Estimated time: 3-5 hours (can be done over multiple sessions)

This is the comprehensive Next.js tutorial that builds a full dashboard application. It covers:

  1. Getting started — project setup and structure
  2. CSS styling — different styling approaches in Next.js
  3. Optimizing fonts and images — Next.js built-in optimizations
  4. Creating layouts and pages — file-based routing and nested layouts
  5. Navigating between pages — the <Link> component and client-side navigation
  6. Setting up your database — connecting to a database
  7. Fetching data — server-side data fetching patterns
  8. Static and dynamic rendering — when content is generated
  9. Streaming — progressive loading with Suspense
  10. Partial prerendering — combining static and dynamic content
  11. Adding search and pagination — URL-based state with search params
  12. Mutating data — Server Actions for data modifications
  13. Handling errors — error boundaries and error handling
  14. Improving accessibility — form validation and accessibility
  15. Adding authentication — NextAuth.js integration
  16. Adding metadata — SEO optimization

How This Connects to Lab 4

Dashboard Tutorial Chapter Lab 4 Equivalent
Layouts and Pages layout.js and page.js in Next.js variants
Navigating Between Pages <Link> component usage
Fetching Data useEffect + fetch in client components, API routes
Mutating Data Form submissions to create/update/delete projects
Handling Errors Error states in components, try/catch in API calls
Adding Authentication (Preview of Lab 6)

Understanding the Four Architectures

As you work through the tutorials, keep the Lab 4 solution architectures in mind:

Architecture 1: React Only (No Server)

Browser → React Components → localStorage
  • All tutorials from react.dev apply directly
  • No server concepts (no Server Components, no API routes)
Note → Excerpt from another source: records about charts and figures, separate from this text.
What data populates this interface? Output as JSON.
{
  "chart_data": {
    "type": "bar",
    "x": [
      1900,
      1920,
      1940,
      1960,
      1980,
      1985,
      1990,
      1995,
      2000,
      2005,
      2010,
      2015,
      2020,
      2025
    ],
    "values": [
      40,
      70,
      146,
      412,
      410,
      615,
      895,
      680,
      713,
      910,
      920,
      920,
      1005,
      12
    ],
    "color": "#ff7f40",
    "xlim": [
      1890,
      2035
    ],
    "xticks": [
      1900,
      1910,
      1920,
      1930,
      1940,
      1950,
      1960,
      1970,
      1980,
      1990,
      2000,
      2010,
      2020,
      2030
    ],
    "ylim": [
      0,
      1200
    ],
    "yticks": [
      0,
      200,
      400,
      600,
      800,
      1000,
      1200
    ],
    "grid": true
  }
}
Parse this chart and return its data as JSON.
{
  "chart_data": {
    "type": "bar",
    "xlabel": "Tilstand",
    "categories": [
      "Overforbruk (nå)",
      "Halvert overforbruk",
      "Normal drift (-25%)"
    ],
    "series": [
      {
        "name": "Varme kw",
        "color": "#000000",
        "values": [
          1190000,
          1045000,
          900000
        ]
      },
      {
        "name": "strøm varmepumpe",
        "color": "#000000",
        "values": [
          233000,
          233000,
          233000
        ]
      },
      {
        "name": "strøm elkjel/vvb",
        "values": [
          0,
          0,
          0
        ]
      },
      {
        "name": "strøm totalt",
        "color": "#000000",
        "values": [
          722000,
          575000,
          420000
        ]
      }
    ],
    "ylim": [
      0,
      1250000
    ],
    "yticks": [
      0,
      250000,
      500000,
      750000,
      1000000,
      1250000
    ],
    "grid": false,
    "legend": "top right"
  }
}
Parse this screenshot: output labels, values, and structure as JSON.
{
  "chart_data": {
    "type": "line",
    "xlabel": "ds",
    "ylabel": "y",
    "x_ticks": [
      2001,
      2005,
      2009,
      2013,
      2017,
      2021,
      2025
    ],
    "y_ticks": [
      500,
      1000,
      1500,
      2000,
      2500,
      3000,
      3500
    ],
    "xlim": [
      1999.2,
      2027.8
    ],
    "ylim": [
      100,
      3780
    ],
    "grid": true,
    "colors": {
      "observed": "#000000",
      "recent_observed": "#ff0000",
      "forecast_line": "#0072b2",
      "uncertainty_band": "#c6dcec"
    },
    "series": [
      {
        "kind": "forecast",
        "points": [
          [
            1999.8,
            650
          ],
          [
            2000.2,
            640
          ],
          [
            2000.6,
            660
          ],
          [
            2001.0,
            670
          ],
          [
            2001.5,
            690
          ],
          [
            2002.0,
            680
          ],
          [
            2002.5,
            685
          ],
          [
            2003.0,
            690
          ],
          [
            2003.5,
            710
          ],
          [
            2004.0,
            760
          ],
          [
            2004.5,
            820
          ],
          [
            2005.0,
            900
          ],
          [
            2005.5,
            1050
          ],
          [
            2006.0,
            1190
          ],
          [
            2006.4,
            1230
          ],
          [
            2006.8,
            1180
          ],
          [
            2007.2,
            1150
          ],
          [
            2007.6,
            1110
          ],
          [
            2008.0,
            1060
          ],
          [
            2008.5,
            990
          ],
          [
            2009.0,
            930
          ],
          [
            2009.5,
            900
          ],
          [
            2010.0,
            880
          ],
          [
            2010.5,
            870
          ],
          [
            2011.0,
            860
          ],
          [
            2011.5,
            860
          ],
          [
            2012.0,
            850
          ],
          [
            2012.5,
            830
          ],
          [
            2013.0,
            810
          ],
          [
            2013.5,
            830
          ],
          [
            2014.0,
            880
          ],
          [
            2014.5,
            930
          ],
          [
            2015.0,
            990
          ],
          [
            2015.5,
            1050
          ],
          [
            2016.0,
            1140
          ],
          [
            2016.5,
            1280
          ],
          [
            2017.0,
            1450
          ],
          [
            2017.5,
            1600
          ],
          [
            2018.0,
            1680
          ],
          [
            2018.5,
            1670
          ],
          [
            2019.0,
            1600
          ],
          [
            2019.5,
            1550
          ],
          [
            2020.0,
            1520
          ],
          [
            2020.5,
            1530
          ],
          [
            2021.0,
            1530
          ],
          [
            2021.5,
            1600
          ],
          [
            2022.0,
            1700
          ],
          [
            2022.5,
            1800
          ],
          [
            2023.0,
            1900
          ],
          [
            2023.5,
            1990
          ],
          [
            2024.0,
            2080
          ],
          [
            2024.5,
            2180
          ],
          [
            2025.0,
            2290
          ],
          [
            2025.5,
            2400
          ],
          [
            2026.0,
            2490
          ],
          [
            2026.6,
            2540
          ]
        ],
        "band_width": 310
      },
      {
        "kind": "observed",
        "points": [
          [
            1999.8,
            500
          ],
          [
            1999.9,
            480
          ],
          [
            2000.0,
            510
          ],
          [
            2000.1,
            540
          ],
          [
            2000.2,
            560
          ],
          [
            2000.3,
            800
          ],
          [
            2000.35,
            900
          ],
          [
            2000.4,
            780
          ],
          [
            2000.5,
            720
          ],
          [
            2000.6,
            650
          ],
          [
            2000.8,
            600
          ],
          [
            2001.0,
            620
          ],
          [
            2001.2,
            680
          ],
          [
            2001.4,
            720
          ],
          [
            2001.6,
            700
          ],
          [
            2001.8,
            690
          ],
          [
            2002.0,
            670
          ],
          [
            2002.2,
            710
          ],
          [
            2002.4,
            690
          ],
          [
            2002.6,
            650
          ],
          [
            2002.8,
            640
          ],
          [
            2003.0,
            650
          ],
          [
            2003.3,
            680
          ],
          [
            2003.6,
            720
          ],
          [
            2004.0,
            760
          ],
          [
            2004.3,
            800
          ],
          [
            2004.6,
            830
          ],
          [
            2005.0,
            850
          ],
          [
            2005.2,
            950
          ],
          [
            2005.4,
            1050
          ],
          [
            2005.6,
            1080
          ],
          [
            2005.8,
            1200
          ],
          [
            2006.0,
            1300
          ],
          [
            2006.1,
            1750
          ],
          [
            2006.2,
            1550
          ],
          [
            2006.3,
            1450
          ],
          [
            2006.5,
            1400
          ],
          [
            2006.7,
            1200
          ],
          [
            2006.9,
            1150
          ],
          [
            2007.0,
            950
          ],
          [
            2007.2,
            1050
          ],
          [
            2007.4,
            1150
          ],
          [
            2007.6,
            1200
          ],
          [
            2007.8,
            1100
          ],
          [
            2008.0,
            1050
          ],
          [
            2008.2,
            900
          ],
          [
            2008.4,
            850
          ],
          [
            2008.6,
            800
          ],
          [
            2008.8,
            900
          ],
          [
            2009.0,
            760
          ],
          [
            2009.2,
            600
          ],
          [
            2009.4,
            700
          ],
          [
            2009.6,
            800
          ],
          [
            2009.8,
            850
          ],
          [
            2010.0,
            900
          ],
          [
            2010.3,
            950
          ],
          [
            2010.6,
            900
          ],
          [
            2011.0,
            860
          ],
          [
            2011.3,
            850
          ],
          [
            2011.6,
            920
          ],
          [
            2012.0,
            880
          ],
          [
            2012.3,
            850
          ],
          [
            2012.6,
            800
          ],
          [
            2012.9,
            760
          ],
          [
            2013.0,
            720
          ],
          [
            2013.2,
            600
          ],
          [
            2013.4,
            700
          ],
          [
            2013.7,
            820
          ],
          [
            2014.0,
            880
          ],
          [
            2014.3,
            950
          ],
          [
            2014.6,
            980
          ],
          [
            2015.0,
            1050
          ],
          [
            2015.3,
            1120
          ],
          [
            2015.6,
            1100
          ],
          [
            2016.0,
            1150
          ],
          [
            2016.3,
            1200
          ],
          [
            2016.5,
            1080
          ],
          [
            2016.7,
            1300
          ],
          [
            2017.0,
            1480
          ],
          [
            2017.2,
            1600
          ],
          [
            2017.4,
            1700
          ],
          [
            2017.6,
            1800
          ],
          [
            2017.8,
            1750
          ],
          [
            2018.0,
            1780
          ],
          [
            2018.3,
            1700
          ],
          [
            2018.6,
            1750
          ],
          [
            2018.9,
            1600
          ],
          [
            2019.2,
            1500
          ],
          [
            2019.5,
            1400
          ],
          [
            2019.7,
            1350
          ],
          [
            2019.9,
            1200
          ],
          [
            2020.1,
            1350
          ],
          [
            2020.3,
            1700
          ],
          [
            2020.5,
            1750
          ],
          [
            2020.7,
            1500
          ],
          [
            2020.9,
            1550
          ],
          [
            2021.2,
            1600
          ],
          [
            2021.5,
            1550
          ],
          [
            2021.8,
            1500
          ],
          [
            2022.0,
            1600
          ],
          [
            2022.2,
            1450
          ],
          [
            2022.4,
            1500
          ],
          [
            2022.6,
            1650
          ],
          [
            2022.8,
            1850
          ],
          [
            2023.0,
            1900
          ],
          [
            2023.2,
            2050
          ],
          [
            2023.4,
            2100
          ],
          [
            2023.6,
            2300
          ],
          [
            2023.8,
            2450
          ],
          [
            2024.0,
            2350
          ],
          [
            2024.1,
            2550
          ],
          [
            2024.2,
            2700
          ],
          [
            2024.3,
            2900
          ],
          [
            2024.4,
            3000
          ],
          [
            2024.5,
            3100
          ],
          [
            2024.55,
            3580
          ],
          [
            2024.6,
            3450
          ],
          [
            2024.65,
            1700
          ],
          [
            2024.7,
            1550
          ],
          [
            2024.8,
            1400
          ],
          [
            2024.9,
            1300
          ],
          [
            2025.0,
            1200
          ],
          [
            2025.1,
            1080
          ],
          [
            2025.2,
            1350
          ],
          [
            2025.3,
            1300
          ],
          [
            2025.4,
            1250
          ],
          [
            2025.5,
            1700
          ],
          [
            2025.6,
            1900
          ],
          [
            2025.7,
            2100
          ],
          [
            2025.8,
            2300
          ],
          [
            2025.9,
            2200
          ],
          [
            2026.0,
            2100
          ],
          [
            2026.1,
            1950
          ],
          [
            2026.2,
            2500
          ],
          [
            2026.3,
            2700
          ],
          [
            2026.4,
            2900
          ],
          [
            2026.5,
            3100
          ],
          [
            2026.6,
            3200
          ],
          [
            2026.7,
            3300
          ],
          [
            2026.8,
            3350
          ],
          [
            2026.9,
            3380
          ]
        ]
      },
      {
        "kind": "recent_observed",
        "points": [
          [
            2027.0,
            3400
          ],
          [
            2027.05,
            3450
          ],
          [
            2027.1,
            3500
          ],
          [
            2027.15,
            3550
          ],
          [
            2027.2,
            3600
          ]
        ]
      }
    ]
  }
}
Architecture 2: React + Express + MongoDB

Browser → React Components → fetch() → Express API → MongoDB
  • React tutorials apply to the frontend
  • Express handles the backend (separate from React)
  • Cross-origin requests require CORS

Architecture 3: Next.js + MongoDB

Browser → Next.js (React + Routing + API Routes) → MongoDB
  • All three tutorials apply
  • Server and Client Components from React Foundations
  • API routes and data fetching from Dashboard App

Architecture 4: Next.js + Express + MongoDB

Browser → Next.js (React + Routing) → Express API → MongoDB
  • Next.js handles frontend only
  • Express handles backend (like Architecture 2)
  • Combines Next.js routing with standalone API

Key Terms

  • Component — A reusable piece of UI, defined as a JavaScript function returning JSX
  • JSX — A syntax extension that lets you write HTML-like markup in JavaScript
  • Props — Read-only data passed from parent to child components
  • State — Data managed within a component that can change over time
  • Hook — A special function (useState, useEffect) that lets components use React features
  • Side Effect — An operation that affects something outside the component (data fetching, DOM manipulation)
  • Server Component — A Next.js component that renders on the server (default)
  • Client Component — A Next.js component marked with 'use client' that renders in the browser
  • File-based Routing — Next.js convention where the file system structure defines URL routes
  • API Route Handler — A Next.js file (route.js) that handles HTTP requests like a backend endpoint

Lab 4 Solution Reference

TipSolution Repository

The Lab 4 solution with all four variants is available at:

github.com/RPI-WS-spring-2026/RPI-WS-LAB4-Solution

Use this as a reference while working through the tutorials. When a tutorial introduces a concept, find the corresponding code in the solution to see it in a real application.